Selon les études, une personne contractant le virus original demeurait habituellement contagieuse de sept à dix jours après le moment de l’infection. Quant aux variants Delta et Omicron, autour du quart des personnes infectées seraient encore contagieuses après cinq jours, selon des études réalisées à Singapour et à Taïwan. Les chiffres sont toutefois encore incertains en ce qui concerne Omicron.
Avec le variant Delta, même adéquatement vaccinées, les personnes infectées peuvent rester contagieuses plus d’une semaine, rappelle en entrevue Nancy Delagrave, physicienne et coordonnatrice scientifique du groupe COVID-STOP. Elle ajoute que la période de contagion peut aller jusqu’à trois semaines pour les personnes non vaccinées, et durer plus longtemps encore pour certaines personnes immunosupprimées. « C’est très très différent d’une personne à l’autre », souligne-t-elle.
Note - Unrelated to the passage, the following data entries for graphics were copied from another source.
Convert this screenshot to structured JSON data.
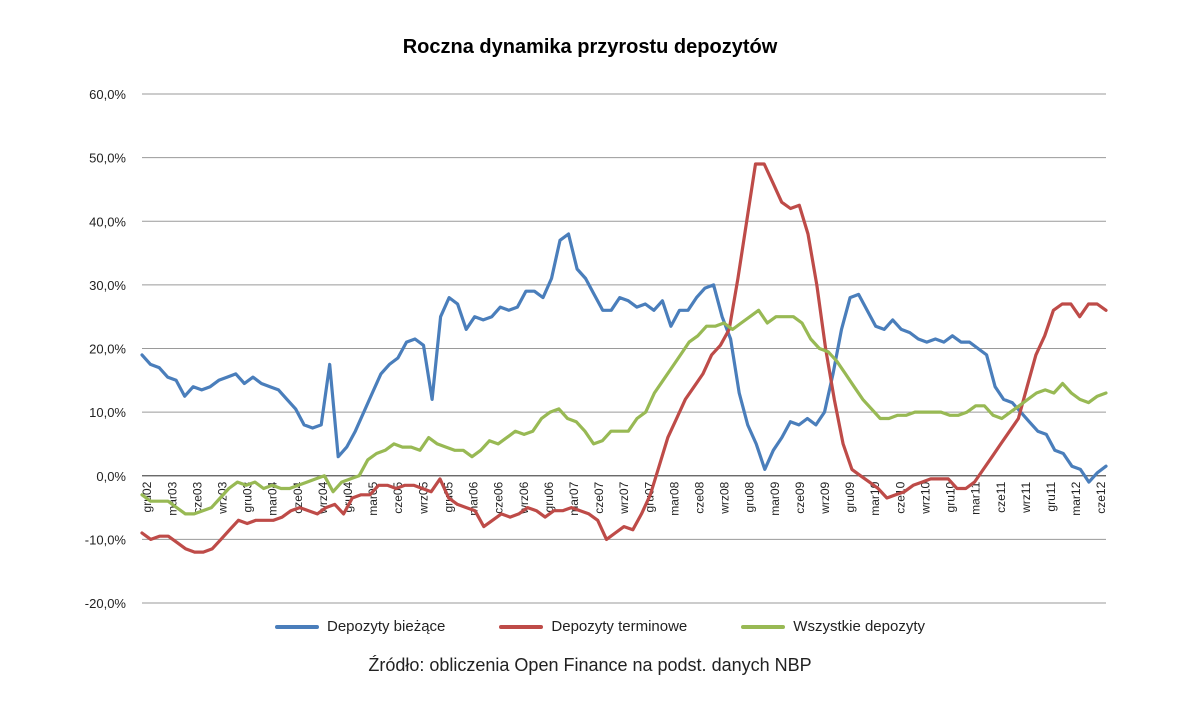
{
  "chart_data": {
    "type": "line",
    "title": "Roczna dynamika przyrostu depozytów",
    "source": "Źródło: obliczenia Open Finance na podst. danych NBP",
    "ylim": [
      -20,
      60
    ],
    "yticks": [
      60,
      50,
      40,
      30,
      20,
      10,
      0,
      -10,
      -20
    ],
    "ytick_labels": [
      "60,0%",
      "50,0%",
      "40,0%",
      "30,0%",
      "20,0%",
      "10,0%",
      "0,0%",
      "-10,0%",
      "-20,0%"
    ],
    "x_tick_labels": [
      "gru02",
      "mar03",
      "cze03",
      "wrz03",
      "gru03",
      "mar04",
      "cze04",
      "wrz04",
      "gru04",
      "mar05",
      "cze05",
      "wrz05",
      "gru05",
      "mar06",
      "cze06",
      "wrz06",
      "gru06",
      "mar07",
      "cze07",
      "wrz07",
      "gru07",
      "mar08",
      "cze08",
      "wrz08",
      "gru08",
      "mar09",
      "cze09",
      "wrz09",
      "gru09",
      "mar10",
      "cze10",
      "wrz10",
      "gru10",
      "mar11",
      "cze11",
      "wrz11",
      "gru11",
      "mar12",
      "cze12"
    ],
    "grid": true,
    "legend_position": "bottom",
    "series": [
      {
        "name": "Depozyty bieżące",
        "color": "#4a7ebb",
        "values": [
          19,
          17.5,
          17,
          15.5,
          15,
          12.5,
          14,
          13.5,
          14,
          15,
          15.5,
          16,
          14.5,
          15.5,
          14.5,
          14,
          13.5,
          12,
          10.5,
          8,
          7.5,
          8,
          17.5,
          3,
          4.5,
          7,
          10,
          13,
          16,
          17.5,
          18.5,
          21,
          21.5,
          20.5,
          12,
          25,
          28,
          27,
          23,
          25,
          24.5,
          25,
          26.5,
          26,
          26.5,
          29,
          29,
          28,
          31,
          37,
          38,
          32.5,
          31,
          28.5,
          26,
          26,
          28,
          27.5,
          26.5,
          27,
          26,
          27.5,
          23.5,
          26,
          26,
          28,
          29.5,
          30,
          25,
          21.5,
          13,
          8,
          5,
          1,
          4,
          6,
          8.5,
          8,
          9,
          8,
          10,
          16,
          23,
          28,
          28.5,
          26,
          23.5,
          23,
          24.5,
          23,
          22.5,
          21.5,
          21,
          21.5,
          21,
          22,
          21,
          21,
          20,
          19,
          14,
          12,
          11.5,
          10,
          8.5,
          7,
          6.5,
          4,
          3.5,
          1.5,
          1,
          -1,
          0.5,
          1.5
        ]
      },
      {
        "name": "Depozyty terminowe",
        "color": "#be4b48",
        "values": [
          -9,
          -10,
          -9.5,
          -9.5,
          -10.5,
          -11.5,
          -12,
          -12,
          -11.5,
          -10,
          -8.5,
          -7,
          -7.5,
          -7,
          -7,
          -7,
          -6.5,
          -5.5,
          -5,
          -5.5,
          -6,
          -5,
          -4.5,
          -6,
          -3.5,
          -3,
          -3,
          -1.5,
          -1.5,
          -2,
          -1.5,
          -1.5,
          -2,
          -2.5,
          -0.5,
          -3.5,
          -4.5,
          -5,
          -5.5,
          -8,
          -7,
          -6,
          -6.5,
          -6,
          -5,
          -5.5,
          -6.5,
          -5.5,
          -5.5,
          -5,
          -5.5,
          -6,
          -7,
          -10,
          -9,
          -8,
          -8.5,
          -6,
          -3,
          1.5,
          6,
          9,
          12,
          14,
          16,
          19,
          20.5,
          23,
          31,
          40,
          49,
          49,
          46,
          43,
          42,
          42.5,
          38,
          30,
          20,
          12,
          5,
          1,
          0,
          -1,
          -2,
          -3.5,
          -3,
          -2.5,
          -1.5,
          -1,
          -0.5,
          -0.5,
          -0.5,
          -2,
          -2,
          -1,
          1,
          3,
          5,
          7,
          9,
          14,
          19,
          22,
          26,
          27,
          27,
          25,
          27,
          27,
          26
        ]
      },
      {
        "name": "Wszystkie depozyty",
        "color": "#98b954",
        "values": [
          -3,
          -4,
          -4,
          -4,
          -5,
          -6,
          -6,
          -5.5,
          -5,
          -3.5,
          -2,
          -1,
          -1.5,
          -1,
          -2,
          -1.5,
          -2,
          -2,
          -1.5,
          -1,
          -0.5,
          0,
          -2.5,
          -1,
          -0.5,
          0,
          2.5,
          3.5,
          4,
          5,
          4.5,
          4.5,
          4,
          6,
          5,
          4.5,
          4,
          4,
          3,
          4,
          5.5,
          5,
          6,
          7,
          6.5,
          7,
          9,
          10,
          10.5,
          9,
          8.5,
          7,
          5,
          5.5,
          7,
          7,
          7,
          9,
          10,
          13,
          15,
          17,
          19,
          21,
          22,
          23.5,
          23.5,
          24,
          23,
          24,
          25,
          26,
          24,
          25,
          25,
          25,
          24,
          21.5,
          20,
          19.5,
          18,
          16,
          14,
          12,
          10.5,
          9,
          9,
          9.5,
          9.5,
          10,
          10,
          10,
          10,
          9.5,
          9.5,
          10,
          11,
          11,
          9.5,
          9,
          10,
          11,
          12,
          13,
          13.5,
          13,
          14.5,
          13,
          12,
          11.5,
          12.5,
          13
        ]
      }
    ]
  }
}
Nancy Delagrave estime que la réduction de la période d’isolement à cinq jours est risquée. « D’habitude, on se donne une marge de manœuvre. Je pense que dix jours, c’était correct », juge-t-elle. « Pourquoi on voudrait un filet de sécurité qui risque de laisser passer autant de cas? C’est vraiment bizarre. »
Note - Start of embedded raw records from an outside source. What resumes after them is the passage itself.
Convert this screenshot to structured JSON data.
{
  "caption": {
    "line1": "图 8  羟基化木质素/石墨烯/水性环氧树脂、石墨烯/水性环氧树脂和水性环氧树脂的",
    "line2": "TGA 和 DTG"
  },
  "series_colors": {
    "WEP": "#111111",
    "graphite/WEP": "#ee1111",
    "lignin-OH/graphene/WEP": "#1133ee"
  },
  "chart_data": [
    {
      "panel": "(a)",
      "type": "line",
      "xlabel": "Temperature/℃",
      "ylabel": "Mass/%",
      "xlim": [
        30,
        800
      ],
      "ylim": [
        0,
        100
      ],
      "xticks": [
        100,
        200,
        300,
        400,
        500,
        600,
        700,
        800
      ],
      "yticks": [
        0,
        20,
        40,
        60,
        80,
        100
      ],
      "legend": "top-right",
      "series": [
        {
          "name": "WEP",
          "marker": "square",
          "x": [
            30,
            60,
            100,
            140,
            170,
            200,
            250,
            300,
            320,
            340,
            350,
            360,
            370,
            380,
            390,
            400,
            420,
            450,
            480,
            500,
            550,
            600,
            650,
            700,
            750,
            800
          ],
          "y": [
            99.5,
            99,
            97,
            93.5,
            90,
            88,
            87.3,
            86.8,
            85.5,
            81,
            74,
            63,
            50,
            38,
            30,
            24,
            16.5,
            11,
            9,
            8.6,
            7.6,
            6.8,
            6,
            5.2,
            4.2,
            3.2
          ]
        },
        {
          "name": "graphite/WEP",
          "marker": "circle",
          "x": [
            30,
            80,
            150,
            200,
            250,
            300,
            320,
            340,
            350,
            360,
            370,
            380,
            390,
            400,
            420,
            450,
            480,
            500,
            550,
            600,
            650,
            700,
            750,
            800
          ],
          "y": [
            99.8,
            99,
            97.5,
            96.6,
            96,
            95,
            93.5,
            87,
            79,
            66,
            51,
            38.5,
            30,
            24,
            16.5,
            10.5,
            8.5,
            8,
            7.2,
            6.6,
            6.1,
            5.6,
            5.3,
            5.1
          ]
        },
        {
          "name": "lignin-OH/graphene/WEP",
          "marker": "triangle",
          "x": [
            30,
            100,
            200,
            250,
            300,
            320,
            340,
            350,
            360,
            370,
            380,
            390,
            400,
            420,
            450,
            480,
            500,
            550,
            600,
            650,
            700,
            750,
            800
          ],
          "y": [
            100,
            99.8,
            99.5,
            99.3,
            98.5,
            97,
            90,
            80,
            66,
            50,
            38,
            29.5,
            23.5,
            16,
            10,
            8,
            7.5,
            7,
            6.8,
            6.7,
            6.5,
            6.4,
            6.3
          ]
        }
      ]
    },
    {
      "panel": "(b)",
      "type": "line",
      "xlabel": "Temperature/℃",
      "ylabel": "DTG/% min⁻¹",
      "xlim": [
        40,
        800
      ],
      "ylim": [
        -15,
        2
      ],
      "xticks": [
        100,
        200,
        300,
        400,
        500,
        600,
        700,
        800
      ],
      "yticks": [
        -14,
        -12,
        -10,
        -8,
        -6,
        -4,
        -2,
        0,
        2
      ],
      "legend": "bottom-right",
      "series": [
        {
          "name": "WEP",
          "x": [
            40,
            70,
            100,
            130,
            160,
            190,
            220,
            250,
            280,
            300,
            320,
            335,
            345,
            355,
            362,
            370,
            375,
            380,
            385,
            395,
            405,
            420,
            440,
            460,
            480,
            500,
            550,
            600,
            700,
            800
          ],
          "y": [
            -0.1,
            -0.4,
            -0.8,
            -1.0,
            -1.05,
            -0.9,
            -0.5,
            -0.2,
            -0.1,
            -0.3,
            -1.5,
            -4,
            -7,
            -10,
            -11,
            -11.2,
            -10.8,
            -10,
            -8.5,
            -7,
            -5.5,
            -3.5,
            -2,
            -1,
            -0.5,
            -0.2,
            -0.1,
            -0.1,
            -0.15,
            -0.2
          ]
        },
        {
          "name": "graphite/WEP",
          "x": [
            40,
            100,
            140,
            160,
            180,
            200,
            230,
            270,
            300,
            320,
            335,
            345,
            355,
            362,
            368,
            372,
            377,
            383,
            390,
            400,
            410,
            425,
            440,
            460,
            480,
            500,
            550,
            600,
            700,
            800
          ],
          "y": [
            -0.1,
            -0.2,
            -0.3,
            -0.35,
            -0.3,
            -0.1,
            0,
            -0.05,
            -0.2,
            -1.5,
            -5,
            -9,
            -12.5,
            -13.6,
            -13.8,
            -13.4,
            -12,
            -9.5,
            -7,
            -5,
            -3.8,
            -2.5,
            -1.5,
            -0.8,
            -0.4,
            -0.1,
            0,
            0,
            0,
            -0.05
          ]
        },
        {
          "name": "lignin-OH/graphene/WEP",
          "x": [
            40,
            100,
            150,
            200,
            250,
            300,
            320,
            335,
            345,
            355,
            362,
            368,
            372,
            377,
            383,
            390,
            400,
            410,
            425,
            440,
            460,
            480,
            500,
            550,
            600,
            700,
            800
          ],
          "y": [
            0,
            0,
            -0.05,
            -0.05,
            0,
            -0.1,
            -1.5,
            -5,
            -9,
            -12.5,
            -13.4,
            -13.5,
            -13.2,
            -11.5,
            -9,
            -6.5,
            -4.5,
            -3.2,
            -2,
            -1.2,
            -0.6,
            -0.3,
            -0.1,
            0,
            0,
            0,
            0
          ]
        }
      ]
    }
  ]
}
Maintien des services essentiels
La durée de l’isolement des travailleur·euses positif·ves à la COVID-19 avait déjà été réduite dans le réseau de la santé et dans les milieux de garde au cours des derniers jours. Toutefois, cela visait expressément à assurer le maintien de services essentiels.
Et encore, ces décisions du gouvernement Legault avaient été fortement critiquées par les syndicats. Ceux-ci reconnaissent le problème de pénurie de personnel dans les services essentiels, mais estiment malgré tout que le maintien en poste des personnes infectées à la COVID met trop à risque les employées et les usager·ères des services.
Dans le réseau de la santé, l’isolement du personnel positif à la COVID-19 avait été fixé à sept jours dans les établissements menacés par un bris de service. Cette durée de sept jours, qui vise les personnes en contact avec les patients, est maintenue.
Dans les services de garde, le gouvernement Legault avait aussi levé l’obligation d’isolement pour les enfants et les employé·es ayant été en contact avec un cas de COVID-19, mais n’ayant pas de symptômes. En fin de compte, l’isolement de cinq jours s’appliquera aussi aux services de garde, a annoncé le ministre de la Famille, Mathieu Lacombe. Par prudence, la Santé publique de Montréal avait déjà décidé de maintenir les procédures d’isolement dans les services de garde de la métropole.